AbsaOSS / ABRiS

Avro SerDe for Apache Spark structured APIs.
Apache License 2.0
230 stars 75 forks source link

schema registry being called with http instead of https #323

Closed tomas-sedlon closed 9 months ago

tomas-sedlon commented 1 year ago

Hi, I am using the ABRiS library with schema registry to read data from Kafka and deserialize them. This works well if I have a Confluent schema registry that requires just http call, but breaks when I have an https one. I am unable to force ABRis to make a https call.

My code:

val df = spark.readStream.format("kafka") ....
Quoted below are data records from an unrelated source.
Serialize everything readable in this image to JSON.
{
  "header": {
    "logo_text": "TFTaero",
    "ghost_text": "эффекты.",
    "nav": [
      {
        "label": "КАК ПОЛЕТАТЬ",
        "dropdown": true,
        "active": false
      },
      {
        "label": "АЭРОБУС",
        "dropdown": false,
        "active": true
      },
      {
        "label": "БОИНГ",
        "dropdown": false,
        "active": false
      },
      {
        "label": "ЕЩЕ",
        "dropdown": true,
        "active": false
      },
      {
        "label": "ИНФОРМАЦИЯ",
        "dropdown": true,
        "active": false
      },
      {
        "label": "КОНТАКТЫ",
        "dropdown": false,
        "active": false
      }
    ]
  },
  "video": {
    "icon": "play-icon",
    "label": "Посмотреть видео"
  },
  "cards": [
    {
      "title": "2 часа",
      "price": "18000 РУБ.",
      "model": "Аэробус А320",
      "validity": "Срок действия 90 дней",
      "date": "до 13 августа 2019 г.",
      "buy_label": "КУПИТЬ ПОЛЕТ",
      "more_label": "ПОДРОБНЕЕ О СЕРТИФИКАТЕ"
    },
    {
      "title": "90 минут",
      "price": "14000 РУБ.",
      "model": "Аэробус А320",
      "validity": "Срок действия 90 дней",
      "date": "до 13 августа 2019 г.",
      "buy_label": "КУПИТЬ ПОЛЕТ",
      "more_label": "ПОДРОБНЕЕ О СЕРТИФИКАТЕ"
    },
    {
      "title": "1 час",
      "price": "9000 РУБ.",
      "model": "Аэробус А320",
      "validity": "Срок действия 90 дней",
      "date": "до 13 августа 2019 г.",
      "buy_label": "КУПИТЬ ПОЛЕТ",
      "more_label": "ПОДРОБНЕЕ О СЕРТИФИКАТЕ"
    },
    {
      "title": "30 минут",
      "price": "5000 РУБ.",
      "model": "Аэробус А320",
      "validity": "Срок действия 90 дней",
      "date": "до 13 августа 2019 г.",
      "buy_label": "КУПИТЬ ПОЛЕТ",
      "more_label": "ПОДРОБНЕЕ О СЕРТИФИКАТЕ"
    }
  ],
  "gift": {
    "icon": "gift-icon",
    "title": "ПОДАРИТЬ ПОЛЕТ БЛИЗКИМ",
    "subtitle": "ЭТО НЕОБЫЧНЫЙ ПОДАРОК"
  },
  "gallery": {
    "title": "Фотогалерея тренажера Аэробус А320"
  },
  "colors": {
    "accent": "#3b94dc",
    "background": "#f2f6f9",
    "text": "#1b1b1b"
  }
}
val schemaRegistry: String = "https://MY_SCHEMA_REGISTRY_URL:443"

val registryConfig = Map(
  AbrisConfig.SCHEMA_REGISTRY_URL -> schemaRegistry,
  "basic.auth.credentials.source" -> "USER_INFO",
  "basic.auth.user.info" -> s"$user:$pass",
  "schema.registry.ssl.enabled" -> "true",
  "ssl.endpoint.identification.algorithm" -> "",
  "schema.registry.ssl.truststore.type" -> "sth",
  "schema.registry.ssl.keystore.type" -> "sth",
  "schema.registry.ssl.truststore.location" -> "sth",
  "schema.registry.ssl.truststore.password" -> "sth",
  "schema.registry.ssl.keystore.location" -> "sth",
  "schema.registry.ssl.keystore.password" -> "sth"
)

val abrisConfig = AbrisConfig
  .fromConfluentAvro
  .downloadReaderSchemaByLatestVersion
  .andTopicNameStrategy(topic)
  .usingSchemaRegistry(registryConfig)

val deserializedStream = df.select(
  from_avro(col("value"), abrisConfig) as "data",
  col("topic"),
  col("timestamp") as "kafka_timestamp"
)

deserializedStream 
  .writeStream 
  .format("console") ...

produces:

org.apache.spark.SparkException: [WRITING_JOB_ABORTED] Writing job aborted

Caused by: org.apache.spark.SparkException: Job aborted due to stage failure: Task 1 in stage 0.0 failed 4 times, most recent failure: Lost task 1.3 in stage 0.0 (TID 15) (10.61.26.6 executor 1): org.apache.spark.SparkException: Malformed record detected.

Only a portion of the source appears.